Эти ложные умозаключения отнюдь не выдумка, и можно было бы привести длинный список фактов, которые сперва отрицались рутинной эрудицией, потому что были неожиданными, начиная с обожествления животных у египтян, над чем так усиленно потешался Вольтер, и кончая следами римского быта в слоях третичной эпохи. Однако если приглядеться, методологический парадокс здесь только внешний. Умозаключение на основе сходства не утрачивает своих прав. Важно лишь, чтобы точный анализ определял возможность отклонений и пункты необходимого сходства.

Ибо всякая индивидуальная оригинальность имеет свои границы. Стиль Паскаля принадлежит только ему, но его грамматика и словарный фонд принадлежат его времени. Наша условная грамота 1180 г. может отличаться особенностями языка, не встречающимися в других известных нам документах того же времени. Но чтобы можно было ее считать подлинной" французский язык в ней должен в целом соответствовать состоянию, отраженному в литературных текстах, относящихся к этой дате, и упоминаемые в ней учреждения должны соответствовать тем, которые в то время существовали.

Правильно проводимое критическое сопоставление не довольствуется сближением свидетельств одного временного плана. Всякий феномен человеческой жизни — звено цепи, проходящей через века. В тот день, когда новый Врен-Люка, бросив на стол в Академии пачку автографов, захочет нам доказать, что Паскаль открыл принцип относительности еще до Эйнштейна, мы без обиняков скажем, что его бумаги поддельны. Не потому, что Паскаль был неспособен открыть то, чего не открывали его современники, а потому, что теория относительности была открыта в результате долгого развития математических умозаключений. Ни один человек, будь он даже самым великим гением, не мог бы самостоятельно проделать эту работу поколений.
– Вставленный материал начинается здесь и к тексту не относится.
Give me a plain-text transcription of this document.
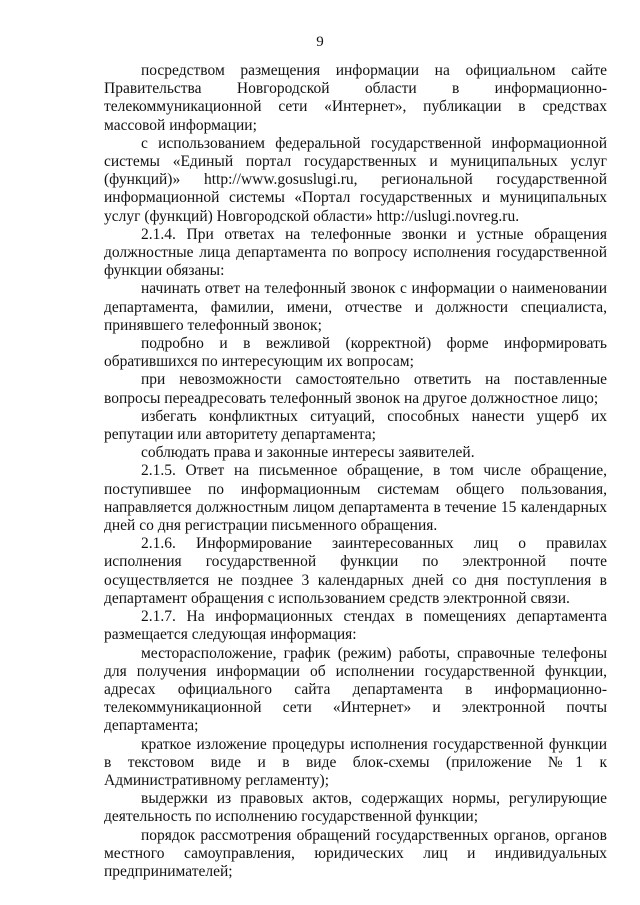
9

посредством размещения информации на официальном сайте Правительства Новгородской области в информационно-телекоммуникационной сети «Интернет», публикации в средствах массовой информации;

с использованием федеральной государственной информационной системы «Единый портал государственных и муниципальных услуг (функций)» http://www.gosuslugi.ru, региональной государственной информационной системы «Портал государственных и муниципальных услуг (функций) Новгородской области» http://uslugi.novreg.ru.

2.1.4. При ответах на телефонные звонки и устные обращения должностные лица департамента по вопросу исполнения государственной функции обязаны:

начинать ответ на телефонный звонок с информации о наименовании департамента, фамилии, имени, отчестве и должности специалиста, принявшего телефонный звонок;

подробно и в вежливой (корректной) форме информировать обратившихся по интересующим их вопросам;

при невозможности самостоятельно ответить на поставленные вопросы переадресовать телефонный звонок на другое должностное лицо;

избегать конфликтных ситуаций, способных нанести ущерб их репутации или авторитету департамента;

соблюдать права и законные интересы заявителей.

2.1.5. Ответ на письменное обращение, в том числе обращение, поступившее по информационным системам общего пользования, направляется должностным лицом департамента в течение 15 календарных дней со дня регистрации письменного обращения.

2.1.6. Информирование заинтересованных лиц о правилах исполнения государственной функции по электронной почте осуществляется не позднее 3 календарных дней со дня поступления в департамент обращения с использованием средств электронной связи.

2.1.7. На информационных стендах в помещениях департамента размещается следующая информация:

месторасположение, график (режим) работы, справочные телефоны для получения информации об исполнении государственной функции, адресах официального сайта департамента в информационно-телекоммуникационной сети «Интернет» и электронной почты департамента;

краткое изложение процедуры исполнения государственной функции в текстовом виде и в виде блок-схемы (приложение №1 к Административному регламенту);

выдержки из правовых актов, содержащих нормы, регулирующие деятельность по исполнению государственной функции;

порядок рассмотрения обращений государственных органов, органов местного самоуправления, юридических лиц и индивидуальных предпринимателей;
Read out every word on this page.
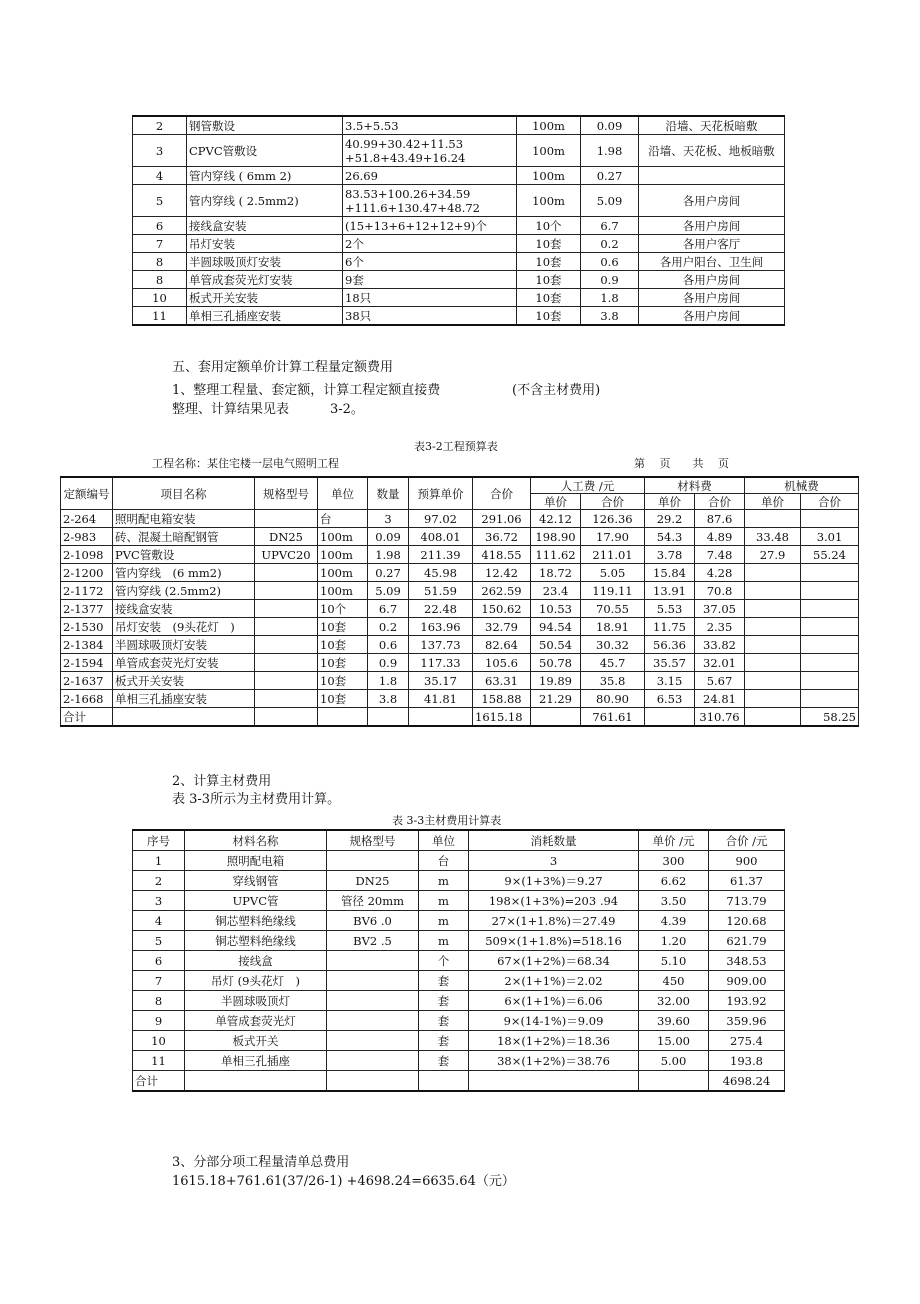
2	钢管敷设	3.5+5.53	100m	0.09	沿墙、天花板暗敷
3	CPVC管敷设	40.99+30.42+11.53 +51.8+43.49+16.24	100m	1.98	沿墙、天花板、地板暗敷
4	管内穿线 ( 6mm 2)	26.69	100m	0.27	
5	管内穿线 ( 2.5mm2)	83.53+100.26+34.59 +111.6+130.47+48.72	100m	5.09	各用户房间
6	接线盒安装	(15+13+6+12+12+9)个	10个	6.7	各用户房间
7	吊灯安装	2个	10套	0.2	各用户客厅
8	半圆球吸顶灯安装	6个	10套	0.6	各用户阳台、卫生间
8	单管成套荧光灯安装	9套	10套	0.9	各用户房间
10	板式开关安装	18只	10套	1.8	各用户房间
11	单相三孔插座安装	38只	10套	3.8	各用户房间
五、套用定额单价计算工程量定额费用
1、整理工程量、套定额，计算工程定额直接费	(不含主材费用)
整理、计算结果见表	3-2。
表3-2工程预算表
工程名称：某住宅楼一层电气照明工程	第　 页　　共　 页
定额编号	项目名称	规格型号	单位	数量	预算单价	合价	人工费 /元		材料费		机械费	
							单价	合价	单价	合价	单价	合价
2-264	照明配电箱安装		台	3	97.02	291.06	42.12	126.36	29.2	87.6		
2-983	砖、混凝土暗配钢管	DN25	100m	0.09	408.01	36.72	198.90	17.90	54.3	4.89	33.48	3.01
2-1098	PVC管敷设	UPVC20	100m	1.98	211.39	418.55	111.62	211.01	3.78	7.48	27.9	55.24
2-1200	管内穿线　(6 mm2)		100m	0.27	45.98	12.42	18.72	5.05	15.84	4.28		
2-1172	管内穿线 (2.5mm2)		100m	5.09	51.59	262.59	23.4	119.11	13.91	70.8		
2-1377	接线盒安装		10个	6.7	22.48	150.62	10.53	70.55	5.53	37.05		
2-1530	吊灯安装　(9头花灯　)		10套	0.2	163.96	32.79	94.54	18.91	11.75	2.35		
2-1384	半圆球吸顶灯安装		10套	0.6	137.73	82.64	50.54	30.32	56.36	33.82		
2-1594	单管成套荧光灯安装		10套	0.9	117.33	105.6	50.78	45.7	35.57	32.01		
2-1637	板式开关安装		10套	1.8	35.17	63.31	19.89	35.8	3.15	5.67		
2-1668	单相三孔插座安装		10套	3.8	41.81	158.88	21.29	80.90	6.53	24.81		
合计						1615.18		761.61		310.76		58.25
2、计算主材费用
表 3-3所示为主材费用计算。
表 3-3主材费用计算表
序号	材料名称	规格型号	单位	消耗数量	单价 /元	合价 /元
1	照明配电箱		台	3	300	900
2	穿线钢管	DN25	m	9×(1+3%)＝9.27	6.62	61.37
3	UPVC管	管径 20mm	m	198×(1+3%)=203 .94	3.50	713.79
4	铜芯塑料绝缘线	BV6 .0	m	27×(1+1.8%)＝27.49	4.39	120.68
5	铜芯塑料绝缘线	BV2 .5	m	509×(1+1.8%)=518.16	1.20	621.79
6	接线盒		个	67×(1+2%)＝68.34	5.10	348.53
7	吊灯 (9头花灯　)		套	2×(1+1%)＝2.02	450	909.00
8	半圆球吸顶灯		套	6×(1+1%)＝6.06	32.00	193.92
9	单管成套荧光灯		套	9×(14-1%)＝9.09	39.60	359.96
10	板式开关		套	18×(1+2%)＝18.36	15.00	275.4
11	单相三孔插座		套	38×(1+2%)＝38.76	5.00	193.8
合计						4698.24
3、分部分项工程量清单总费用
1615.18+761.61(37/26-1) +4698.24=6635.64（元）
И напротив, когда при первых открытиях палеолитических рисунков некоторые ученые оспаривали их подлинность или датировку под тем предлогом, что подобное искусство не могло после такого расцвета полностью угаснуть, эти скептики рассуждали неправильно: некоторые цепи обрываются, и цивилизации смертны. //68//


Когда читаешь, пишет отец Делэ, что церковь отмечает в один и тот же день праздник двух своих деятелей, которые оба умерли в Италии; что обращение одного и другого было вызвано чтением "житий святых"; что каждый из них основал монашеский орден с названием, происходящим от одного и того же слова: что оба эти ордена были затем упразднены двумя папами-тезками, так и хочется сказать, что, видимо, в мартиролог по ошибке вписали одну и ту же личность под двумя именами. Между тем это чистая правда: ставши монахами под влиянием биографий праведников, святой Джованни Коломбини основал орден иезуатов, а Игнатий Лойола—орден иезуитов; оба умерли 31 июля (первый близ Сиены в 1367 г., второй в Риме в 1556); орден иезуатов был упразднен папой Климентом IX, а Братство Иисусово — Климентом XIV. Пример весьма любопытный. Наверное, он не единственный. Если после какого-нибудь катаклизма от философских трудов последних столетий останется лишь несколько скудных отрывков, какие мучительные размышления вызовет у ученых существование двух мыслителей, которые оба англичане, оба носят имя Бэкон и оба в своем учении уделяли большое место опытному знанию. Г-н Пайс признал легендами многие древнеримские предания лишь на том основании, что в них также упоминаются одни и те же имена в связи с довольно похожими эпизодами. Не в обиду будь сказано критике плагиатов, суть которой — в отрицании спонтанного повторения событий или имен, совпадение — одна из тех причуд истории, которые нельзя просто зачеркнуть.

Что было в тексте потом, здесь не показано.